The letters came from Canadians served by 217 of the 623 transmission sites. A full list can be found on the CACTUS website, along with information for communities about how transmitters can be upgraded to digital and the towers can be repurposed for community TV and radio, high-speed Internet and cellular service.
“The CBC-TV and Radio-Canada analog transmitter shutdown is a sad chapter in Canada’s digital transition,” says Karen Wirsig of the Canadian Media Guild. “We understand that CBC is in a financial bind with $155 million in cuts required by 2024. Something had to give. Evidently infrastructure outside of major cities is not a priority for the federal government, despite rhetoric about the digital economy.”
Last week, the CRTC ruled that CBC/Radio-Canada could shut down the 623 analog transmitters and repeaters with no conditions and no requirement to reach out to affected communities to offer the mothballed infrastructure.
“This is a major public policy failure,” adds Edwards. “Everyone has known that the digital transition was coming for two decades. It’s supposed to increase our communications services, yet no one would step up to the plate and take leadership to make sure that neither rural Canada nor our national public broadcaster would be crippled: not Heritage, not the CRTC, not the CBC, and certainly not the federal government.”
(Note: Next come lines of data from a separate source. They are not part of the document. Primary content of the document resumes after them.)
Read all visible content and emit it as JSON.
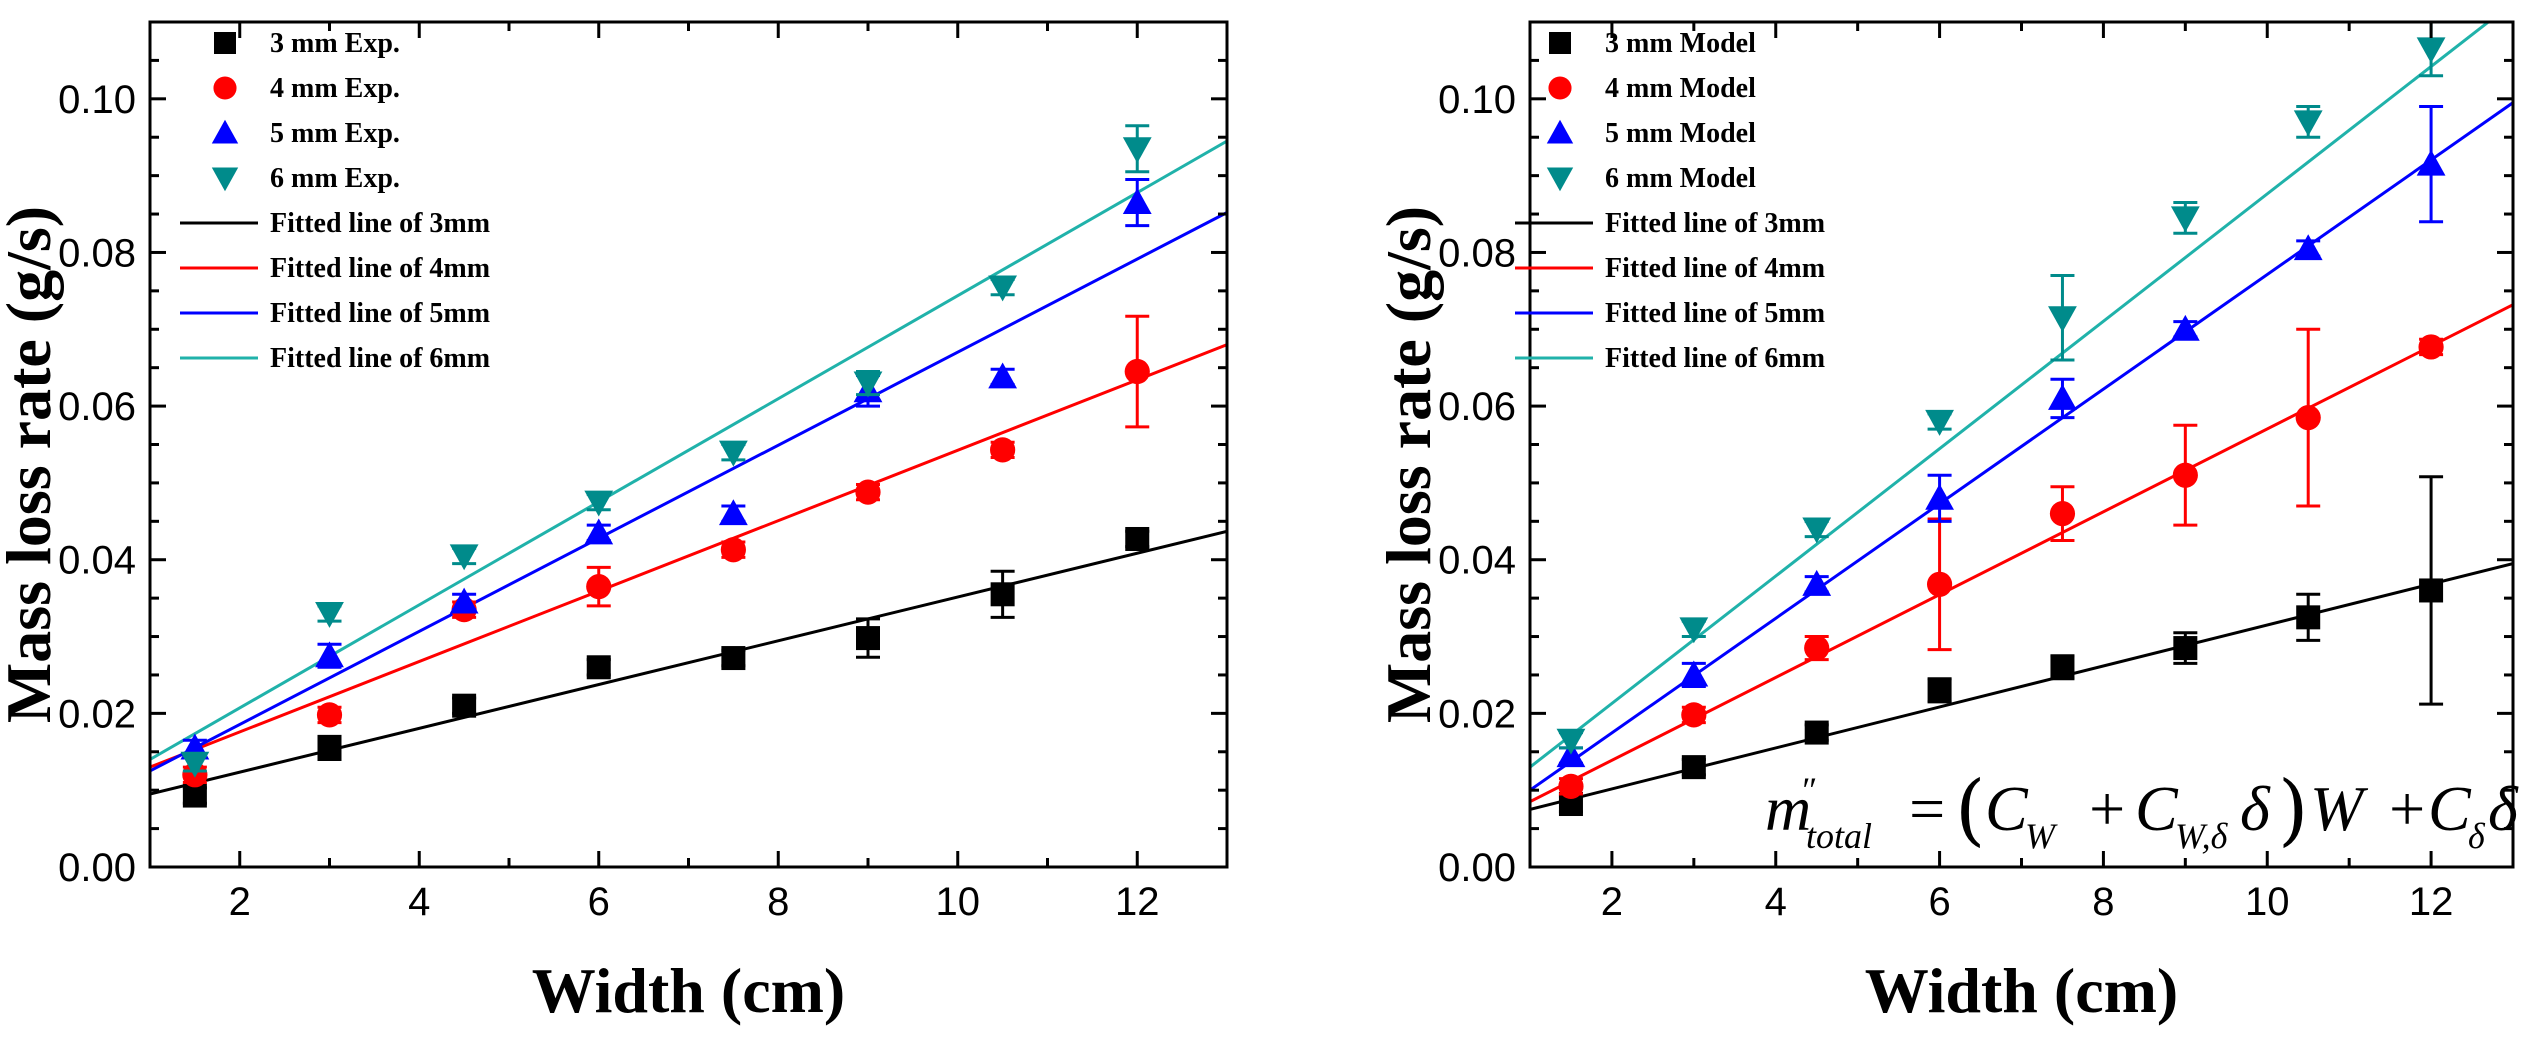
{
  "chart_data": [
    {
      "type": "scatter",
      "xlabel": "Width (cm)",
      "ylabel": "Mass loss rate (g/s)",
      "xlim": [
        1,
        13
      ],
      "ylim": [
        0,
        0.11
      ],
      "xticks": [
        2,
        4,
        6,
        8,
        10,
        12
      ],
      "yticks": [
        "0.00",
        "0.02",
        "0.04",
        "0.06",
        "0.08",
        "0.10"
      ],
      "grid": false,
      "legend": "top-left",
      "series": [
        {
          "name": "3 mm Exp.",
          "marker": "square",
          "color": "#000000",
          "x": [
            1.5,
            3,
            4.5,
            6,
            7.5,
            9,
            10.5,
            12
          ],
          "y": [
            0.0093,
            0.0155,
            0.021,
            0.026,
            0.0272,
            0.0298,
            0.0355,
            0.0427
          ],
          "err": [
            0.001,
            0.0015,
            0.001,
            0.001,
            0.001,
            0.0025,
            0.003,
            0.001
          ]
        },
        {
          "name": "4 mm Exp.",
          "marker": "circle",
          "color": "#ff0000",
          "x": [
            1.5,
            3,
            4.5,
            6,
            7.5,
            9,
            10.5,
            12
          ],
          "y": [
            0.012,
            0.0198,
            0.0335,
            0.0365,
            0.0413,
            0.0488,
            0.0543,
            0.0645
          ],
          "err": [
            0.001,
            0.001,
            0.001,
            0.0025,
            0.001,
            0.001,
            0.001,
            0.0072
          ]
        },
        {
          "name": "5 mm Exp.",
          "marker": "triangle-up",
          "color": "#0000ff",
          "x": [
            1.5,
            3,
            4.5,
            6,
            7.5,
            9,
            10.5,
            12
          ],
          "y": [
            0.0155,
            0.0275,
            0.0345,
            0.0435,
            0.046,
            0.062,
            0.0638,
            0.0865
          ],
          "err": [
            0.001,
            0.0015,
            0.001,
            0.001,
            0.001,
            0.002,
            0.001,
            0.003
          ]
        },
        {
          "name": "6 mm Exp.",
          "marker": "triangle-down",
          "color": "#008b8b",
          "x": [
            1.5,
            3,
            4.5,
            6,
            7.5,
            9,
            10.5,
            12
          ],
          "y": [
            0.0135,
            0.033,
            0.0405,
            0.0475,
            0.054,
            0.063,
            0.0755,
            0.0935
          ],
          "err": [
            0.001,
            0.001,
            0.001,
            0.001,
            0.001,
            0.0015,
            0.001,
            0.003
          ]
        }
      ],
      "fits": [
        {
          "name": "Fitted line of 3mm",
          "color": "#000000",
          "y_at_xmin": 0.0095,
          "y_at_xmax": 0.0437
        },
        {
          "name": "Fitted line of 4mm",
          "color": "#ff0000",
          "y_at_xmin": 0.013,
          "y_at_xmax": 0.068
        },
        {
          "name": "Fitted line of 5mm",
          "color": "#0000ff",
          "y_at_xmin": 0.0125,
          "y_at_xmax": 0.0852
        },
        {
          "name": "Fitted line of 6mm",
          "color": "#20b2aa",
          "y_at_xmin": 0.014,
          "y_at_xmax": 0.0945
        }
      ]
    },
    {
      "type": "scatter",
      "xlabel": "Width (cm)",
      "ylabel": "Mass loss rate (g/s)",
      "xlim": [
        1,
        13
      ],
      "ylim": [
        0,
        0.11
      ],
      "xticks": [
        2,
        4,
        6,
        8,
        10,
        12
      ],
      "yticks": [
        "0.00",
        "0.02",
        "0.04",
        "0.06",
        "0.08",
        "0.10"
      ],
      "grid": false,
      "legend": "top-left",
      "series": [
        {
          "name": "3 mm Model",
          "marker": "square",
          "color": "#000000",
          "x": [
            1.5,
            3,
            4.5,
            6,
            7.5,
            9,
            10.5,
            12
          ],
          "y": [
            0.0082,
            0.013,
            0.0175,
            0.023,
            0.026,
            0.0285,
            0.0325,
            0.036
          ],
          "err": [
            0.001,
            0.001,
            0.001,
            0.0015,
            0.0015,
            0.002,
            0.003,
            0.0148
          ]
        },
        {
          "name": "4 mm Model",
          "marker": "circle",
          "color": "#ff0000",
          "x": [
            1.5,
            3,
            4.5,
            6,
            7.5,
            9,
            10.5,
            12
          ],
          "y": [
            0.0105,
            0.0198,
            0.0285,
            0.0368,
            0.046,
            0.051,
            0.0585,
            0.0677
          ],
          "err": [
            0.001,
            0.001,
            0.0015,
            0.0085,
            0.0035,
            0.0065,
            0.0115,
            0.001
          ]
        },
        {
          "name": "5 mm Model",
          "marker": "triangle-up",
          "color": "#0000ff",
          "x": [
            1.5,
            3,
            4.5,
            6,
            7.5,
            9,
            10.5,
            12
          ],
          "y": [
            0.0145,
            0.025,
            0.0368,
            0.048,
            0.061,
            0.07,
            0.0805,
            0.0915
          ],
          "err": [
            0.001,
            0.0015,
            0.001,
            0.003,
            0.0025,
            0.001,
            0.001,
            0.0075
          ]
        },
        {
          "name": "6 mm Model",
          "marker": "triangle-down",
          "color": "#008b8b",
          "x": [
            1.5,
            3,
            4.5,
            6,
            7.5,
            9,
            10.5,
            12
          ],
          "y": [
            0.0165,
            0.031,
            0.044,
            0.058,
            0.0715,
            0.0845,
            0.097,
            0.1065
          ],
          "err": [
            0.001,
            0.001,
            0.001,
            0.001,
            0.0055,
            0.002,
            0.002,
            0.0035
          ]
        }
      ],
      "fits": [
        {
          "name": "Fitted line of 3mm",
          "color": "#000000",
          "y_at_xmin": 0.0075,
          "y_at_xmax": 0.0395
        },
        {
          "name": "Fitted line of 4mm",
          "color": "#ff0000",
          "y_at_xmin": 0.0085,
          "y_at_xmax": 0.0732
        },
        {
          "name": "Fitted line of 5mm",
          "color": "#0000ff",
          "y_at_xmin": 0.01,
          "y_at_xmax": 0.0995
        },
        {
          "name": "Fitted line of 6mm",
          "color": "#20b2aa",
          "y_at_xmin": 0.013,
          "y_at_xmax": 0.1125
        }
      ],
      "annotation": {
        "m_symbol": "m",
        "m_prime": "″",
        "m_sub": "total",
        "equals": "=",
        "cw": "C",
        "cw_sub": "W",
        "plus": "+",
        "cwd": "C",
        "cwd_sub": "W,δ",
        "delta": "δ",
        "w": "W",
        "cd": "C",
        "cd_sub": "δ"
      }
    }
  ]
}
“The CBC is behaving as if it were a commercial broadcaster, rather than a public broadcaster. You need only contrast CBC’s stance with that of TVO to underline this failure,” says Ian Morrison of Friends of Canadian Broadcasting.
TVO is also shutting down over-the-air transmission sites on July 31, but has written to affected communities offering the transmission towers for free.
“The federal government seems to be doing everything it can to cripple the national broadcaster and turn it into a pay specialty service, available to well-heeled Canadians in big cities,” says Edwards.
It’s not too late for many affected communities to approach the CBC to maintain their own transmitters and towers, as the decommissioning process will likely take several months.